Antimicrobial targets of intracellular cyclic peptides

细胞内环肽的抗菌靶点

• 批准号: 7327573
• 负责人: Ernesto V Abel-Santos
• 金额: $ 13.32万
• 依托单位: UNIVERSITY OF NEVADA LAS VEGAS
• 依托单位国家: 美国
• 财政年份: 2003
• 资助国家: 美国
• 起止时间: 2003-01-01 至 2007-12-31
• 项目状态: 已结题
• 来源: https://reporter.nih.gov/project-details/7327573
• 关键词: Antimicrobial; targets; intracellular; cyclic; peptides

DESCRIPTION (provided by applicant): The emergence of multidrug resistant infections coupled with the continuous threat of biological warfare has created the need for the discovery of new antimicrobial targets. This project will utilize a novel genetic strategy to functionally interrogate microbial genomes for gene products required for cell viability. Making the connection between gene sequence and protein essentiality is ever so crucial since 30 to 50 percent of microbial ORFs have no assigned biological function. E. coli will serve as a paradigm for enteric infections, since strains have been engineered with very high transformation efficiencies.The main objective of this proposal is to detect essential bacterial genes, while simultaneously obtaining stable, cyclic peptides that inhibit their function(s). The specific aims of this project are: (1) Identification of the cellular targets for individual toxic peptides, (2) Selection of potential antimicrobial targets and analysis of the structural and chemical determinants required for their inhibition, and (3) Genome-wide detection of metabolic functions required for cell viability. The results of our efforts will provide new targets and lead compounds for antibiotic design.The research plan will require the production and selection of vast numbers of cyclic peptide sequences in E. coli. These libraries will be obtained using the Split Intein Circular Ligation Of Peptides and ProteinS SICLOPPS) technology. The experimental method will involve screening for bactericidal/bacteriostatic peptides using replica plating and/or flow cytometry. Each identified toxic peptide will be co-transformed with every ORF found in the host genome. The obstructed metabolic function(s) will be restored by over-expression of the targeted protein(s). The genomic constructs encoding essential, peptide-inhibited functions will be recovered by PCR and their identity revealed by sequencing or by hybridizing onto DNA arrays. Essential genes conserved across bacterial species and not represented in humans will be selected for further studies. For each potential target selected, the intracellular peptide library will be re-screened to detect all inhibitors of the isolated biological function. The family of retrieved peptides will be aligned to identify conserved amino acids required for inhibition.

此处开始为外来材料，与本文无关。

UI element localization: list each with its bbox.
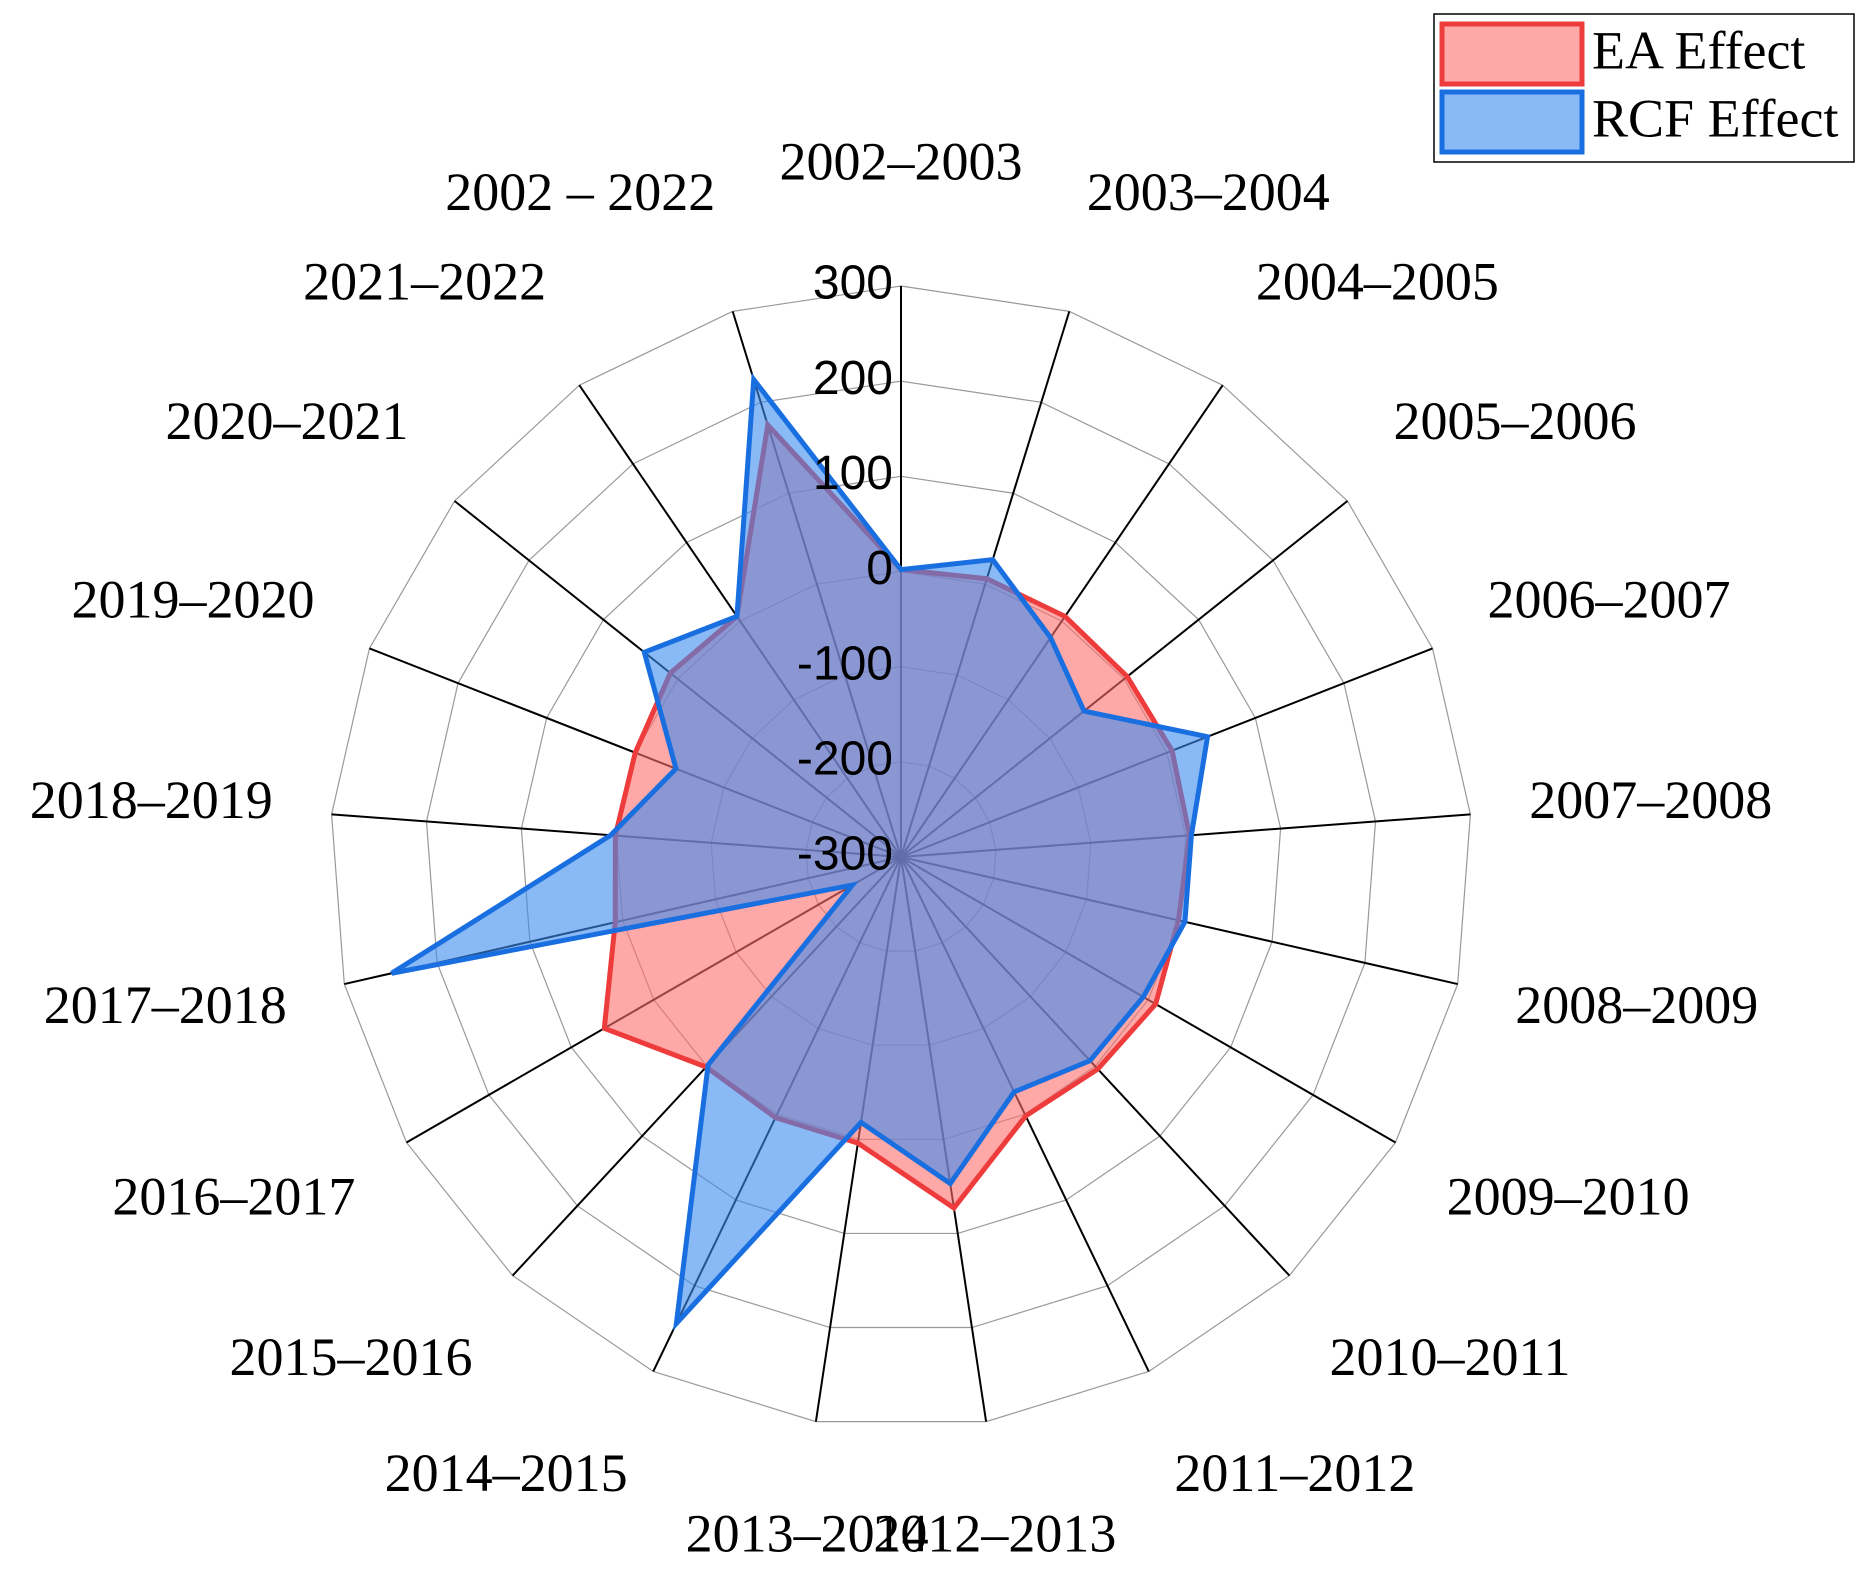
tick-label: -100 [797, 637, 893, 690]
category-label: 2006–2007 [1487, 569, 1730, 629]
legend-label: RCF Effect [1592, 88, 1838, 148]
grid-ring [425, 380, 1377, 1329]
tick-label: -200 [797, 733, 893, 786]
category-label: 2008–2009 [1515, 975, 1758, 1035]
category-label: 2018–2019 [30, 770, 273, 830]
category-label: 2002–2003 [780, 131, 1023, 191]
category-label: 2003–2004 [1087, 162, 1330, 222]
category-label: 2021–2022 [303, 251, 546, 311]
category-label: 2015–2016 [229, 1327, 472, 1387]
series-area [390, 372, 1211, 1331]
tick-label: 300 [813, 257, 893, 310]
category-label: 2007–2008 [1529, 770, 1772, 830]
legend-swatch [1439, 89, 1585, 155]
legend-swatch [1439, 21, 1585, 87]
category-label: 2019–2020 [72, 569, 315, 629]
category-label: 2014–2015 [385, 1443, 628, 1503]
category-label: 2004–2005 [1256, 251, 1499, 311]
tick-label: -300 [797, 828, 893, 881]
legend-label: EA Effect [1592, 20, 1805, 80]
tick-label: 100 [813, 447, 893, 500]
category-label: 2012–2013 [873, 1504, 1116, 1564]
category-label: 2010–2011 [1330, 1327, 1571, 1387]
category-label: 2016–2017 [112, 1166, 355, 1226]
tick-label: 0 [866, 542, 893, 595]
grid-ring [330, 285, 1472, 1423]
category-label: 2005–2006 [1394, 391, 1637, 451]
category-label: 2013–2014 [686, 1504, 929, 1564]
grid-ring [520, 475, 1282, 1235]
category-label: 2017–2018 [44, 975, 287, 1035]
category-label: 2020–2021 [165, 391, 408, 451]
category-label: 2011–2012 [1174, 1443, 1415, 1503]
category-label: 2009–2010 [1447, 1166, 1690, 1226]
tick-label: 200 [813, 352, 893, 405]
category-label: 2002 – 2022 [445, 162, 715, 222]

描述（由申请人提供）：多药耐药感染的出现，加上生物战的持续威胁，创造了发现新的抗菌靶点的需求。该项目将利用一种新的遗传策略对微生物基因组进行功能性询问，以获得细胞活力所需的基因产物。在基因序列和蛋白质的重要性之间建立联系是非常重要的，因为30%到50%的微生物orf没有指定的生物学功能。大肠杆菌将作为肠道感染的范例，因为菌株已经被设计成具有非常高的转化效率。本提案的主要目的是检测必需的细菌基因，同时获得抑制其功能的稳定的环状肽。该项目的具体目标是：(1)鉴定单个有毒肽的细胞靶点，(2)选择潜在的抗菌靶点并分析其抑制所需的结构和化学决定因素，以及(3)全基因组检测细胞活力所需的代谢功能。我们的研究结果将为抗生素设计提供新的靶点和先导化合物。该研究计划将需要在大肠杆菌中生产和选择大量的环肽序列。这些文库将使用多肽和蛋白质的分裂内环连接（SICLOPPS）技术获得。实验方法将包括使用复制电镀和/或流式细胞术筛选杀菌/抑菌肽。每个确定的毒性肽将与宿主基因组中发现的每个ORF共转化。受阻的代谢功能将通过靶蛋白的过表达得以恢复。编码必要的、抑制多肽功能的基因组结构将通过PCR恢复，并通过测序或杂交到DNA阵列上揭示其身份。在细菌物种中保守的、在人类中不存在的必要基因将被选择用于进一步的研究。对于选择的每个潜在靶点，将重新筛选细胞内肽库以检测分离的生物功能的所有抑制剂。检索的多肽家族将被对齐，以确定抑制所需的保守氨基酸。